Bir Yapay Genel Zeka Adımı mı?
Yapay zekayı insanlar gibi düşünmeye öğretmek, bu alandaki en değerli hedeflerden biridir. Ancak, genellikle yapay genel zeka (AGI) olarak adlandırılan bu bilişsel seviyeye ulaşmak hala uzak bir hedef. İnsan düşüncesinin karmaşık yapısı, bilgilerin doğrusal diziler halinde değil, birbiriyle etkileşim halinde olan düşünceler, duyumlar, duygular ve dürtülerden oluşan kaotik bir ağ şeklinde ilerlemesi, bu hedefin önündeki önemli zorluklardan biri.
Son yıllarda, büyük dil modelleri yapay zeka endüstrisini insan benzeri akıl yürütmeyi taklit etme yolunda önemli ölçüde ilerletti. LLM'ler genellikle, yapay zeka modellerinin bir sohbet sırasında kelimeler ve fikirler arasında bağlantılar kurmasını sağlayan bir derin öğrenme çerçevesi olan transformatör modelleri tarafından yönlendirilir. Bu transformatörler, ChatGPT, Gemini ve Claude gibi üretken yapay zeka araçlarının arkasındaki "beyinler"dir.
Transformatörler son derece gelişmiş olsalar da, mevcut üretken yapay zeka yeteneklerinin sınırlarını da işaret ediyor.
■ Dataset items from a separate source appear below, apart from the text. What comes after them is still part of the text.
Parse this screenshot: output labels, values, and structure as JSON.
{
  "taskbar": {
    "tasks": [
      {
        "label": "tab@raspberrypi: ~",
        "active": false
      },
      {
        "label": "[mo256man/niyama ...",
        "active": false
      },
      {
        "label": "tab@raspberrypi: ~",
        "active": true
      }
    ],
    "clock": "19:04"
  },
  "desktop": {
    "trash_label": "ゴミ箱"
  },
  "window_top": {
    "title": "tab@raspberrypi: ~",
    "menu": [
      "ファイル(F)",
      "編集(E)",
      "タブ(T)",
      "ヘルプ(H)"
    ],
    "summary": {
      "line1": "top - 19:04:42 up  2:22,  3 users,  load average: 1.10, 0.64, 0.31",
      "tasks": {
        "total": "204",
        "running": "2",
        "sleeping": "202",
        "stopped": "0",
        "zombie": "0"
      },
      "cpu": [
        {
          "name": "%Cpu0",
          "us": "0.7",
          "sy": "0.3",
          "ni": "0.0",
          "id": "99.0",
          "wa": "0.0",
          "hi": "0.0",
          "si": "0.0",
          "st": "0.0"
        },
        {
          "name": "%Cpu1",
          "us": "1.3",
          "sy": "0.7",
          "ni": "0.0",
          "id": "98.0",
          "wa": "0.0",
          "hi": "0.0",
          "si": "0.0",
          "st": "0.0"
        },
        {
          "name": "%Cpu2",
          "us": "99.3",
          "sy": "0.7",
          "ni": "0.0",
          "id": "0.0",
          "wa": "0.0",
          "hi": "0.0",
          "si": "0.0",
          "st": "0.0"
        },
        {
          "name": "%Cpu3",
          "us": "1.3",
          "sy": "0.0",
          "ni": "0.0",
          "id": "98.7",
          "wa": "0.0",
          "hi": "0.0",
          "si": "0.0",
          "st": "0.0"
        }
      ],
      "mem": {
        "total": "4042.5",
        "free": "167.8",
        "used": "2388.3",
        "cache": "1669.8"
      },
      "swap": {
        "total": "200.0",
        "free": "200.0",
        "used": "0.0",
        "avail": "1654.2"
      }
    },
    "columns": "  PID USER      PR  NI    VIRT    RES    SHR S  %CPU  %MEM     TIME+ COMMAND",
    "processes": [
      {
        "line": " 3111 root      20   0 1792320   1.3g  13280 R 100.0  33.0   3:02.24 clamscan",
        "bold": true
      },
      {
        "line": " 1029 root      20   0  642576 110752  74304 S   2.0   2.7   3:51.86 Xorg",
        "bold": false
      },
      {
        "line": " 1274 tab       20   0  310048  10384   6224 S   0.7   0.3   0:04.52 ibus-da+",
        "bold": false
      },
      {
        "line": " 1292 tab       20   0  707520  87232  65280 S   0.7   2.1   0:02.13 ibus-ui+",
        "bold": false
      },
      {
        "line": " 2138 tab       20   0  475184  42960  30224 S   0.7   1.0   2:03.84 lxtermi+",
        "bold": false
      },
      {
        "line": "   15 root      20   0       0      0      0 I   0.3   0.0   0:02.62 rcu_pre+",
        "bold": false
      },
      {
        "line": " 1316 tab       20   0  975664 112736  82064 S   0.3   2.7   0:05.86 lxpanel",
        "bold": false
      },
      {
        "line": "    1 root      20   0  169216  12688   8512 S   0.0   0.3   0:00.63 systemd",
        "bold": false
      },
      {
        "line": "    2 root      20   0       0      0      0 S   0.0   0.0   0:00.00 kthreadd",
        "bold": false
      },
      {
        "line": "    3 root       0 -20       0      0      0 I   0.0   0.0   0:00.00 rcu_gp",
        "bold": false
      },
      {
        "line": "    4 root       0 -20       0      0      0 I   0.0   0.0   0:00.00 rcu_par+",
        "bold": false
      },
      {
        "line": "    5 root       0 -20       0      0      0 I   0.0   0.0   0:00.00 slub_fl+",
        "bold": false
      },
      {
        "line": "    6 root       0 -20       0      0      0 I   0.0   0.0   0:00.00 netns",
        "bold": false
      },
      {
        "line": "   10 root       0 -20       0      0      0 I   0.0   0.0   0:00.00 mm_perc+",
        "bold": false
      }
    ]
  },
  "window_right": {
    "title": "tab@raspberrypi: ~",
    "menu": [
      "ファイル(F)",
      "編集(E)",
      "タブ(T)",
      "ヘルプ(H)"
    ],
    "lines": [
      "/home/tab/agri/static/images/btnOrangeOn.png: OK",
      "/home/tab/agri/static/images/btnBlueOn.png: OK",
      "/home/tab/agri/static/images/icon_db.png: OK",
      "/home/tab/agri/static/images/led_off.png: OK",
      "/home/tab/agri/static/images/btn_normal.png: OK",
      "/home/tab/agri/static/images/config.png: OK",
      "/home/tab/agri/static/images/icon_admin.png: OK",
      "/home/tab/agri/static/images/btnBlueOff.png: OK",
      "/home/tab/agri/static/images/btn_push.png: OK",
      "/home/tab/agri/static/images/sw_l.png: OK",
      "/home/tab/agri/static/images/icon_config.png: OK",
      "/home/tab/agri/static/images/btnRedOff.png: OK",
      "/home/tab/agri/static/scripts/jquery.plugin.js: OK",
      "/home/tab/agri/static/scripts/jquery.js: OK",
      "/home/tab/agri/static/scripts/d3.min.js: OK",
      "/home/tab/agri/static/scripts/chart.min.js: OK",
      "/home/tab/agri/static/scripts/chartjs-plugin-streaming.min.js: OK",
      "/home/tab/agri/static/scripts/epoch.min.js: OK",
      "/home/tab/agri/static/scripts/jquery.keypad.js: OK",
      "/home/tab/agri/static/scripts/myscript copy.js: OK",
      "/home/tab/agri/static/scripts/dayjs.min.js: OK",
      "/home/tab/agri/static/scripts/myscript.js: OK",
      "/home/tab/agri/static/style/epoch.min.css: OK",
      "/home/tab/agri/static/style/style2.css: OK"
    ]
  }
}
Bunun bir nedeni, sürekli öğrenmemeleridir; bir LLM eğitildikten sonra, onu yöneten parametreler kilitlenir, bu da herhangi bir yeni bilginin yeniden eğitim veya ince ayar yoluyla eklenmesi gerektiği anlamına gelir. Bir LLM yeni bir şeyle karşılaştığında, sadece bildiklerine dayanarak bir yanıt üretir.
Hayal Edici Ejderha
Buna karşılık, Dragon Hatchling, eğitim verilerinin ötesine geçerek anlayışını dinamik olarak uyarlamak üzere tasarlanmıştır. Bu, nöronların zamanla güçlenmesi veya zayıflaması gibi, her yeni girdiyi işlerken gerçek zamanlı olarak dahili bağlantılarını güncelleyerek yapılır. Araştırmacılar, bunun sürekli öğrenmeyi destekleyebileceğini belirtiyor.
Bilgileri düğüm katmanları aracılığıyla sıralı olarak işleyen tipik transformatör mimarilerinden farklı olarak, Dragon Hatchling'in mimarisi, yeni bilgiler ortaya çıktıkça kendini yeniden düzenleyen esnek bir ağ gibi davranır. Küçük "nöron parçacıkları" sürekli olarak bilgiyi alışveriş eder ve bazılarını güçlendirip diğerlerini zayıflatarak bağlantılarını ayarlar.
Zamanla, modelin öğrendiklerini korumasına ve gelecekteki durumlara uygulamasına yardımcı olan yeni yollar oluşur. Bu, geleneksel LLM'lerin aksine, Dragon Hatchling'in belleğinin eğitim verilerindeki depolanmış bağlamdan ziyade mimarisindeki sürekli adaptasyonlardan gelmesiyle yeni girdileri etkileyen bir tür kısa süreli hafıza sağlar.
Testlerde, Dragon Hatchling'in GPT-2 ile karşılaştırılabilir performans gösterdiği belirtiliyor. Bu, yepyeni ve prototip bir mimari için etkileyici bir başarı olarak değerlendiriliyor.
Çalışma henüz hakem incelemesinden geçmemiş olsa da, araştırmacılar modelin otonom olarak öğrenen ve adapte olan yapay zeka sistemlerine yönelik temel bir adım olarak hizmet edebileceğini umuyor. Teorik olarak bu, çevrimiçi kaldıkça daha akıllı hale gelen yapay zeka modelleri anlamına gelebilir.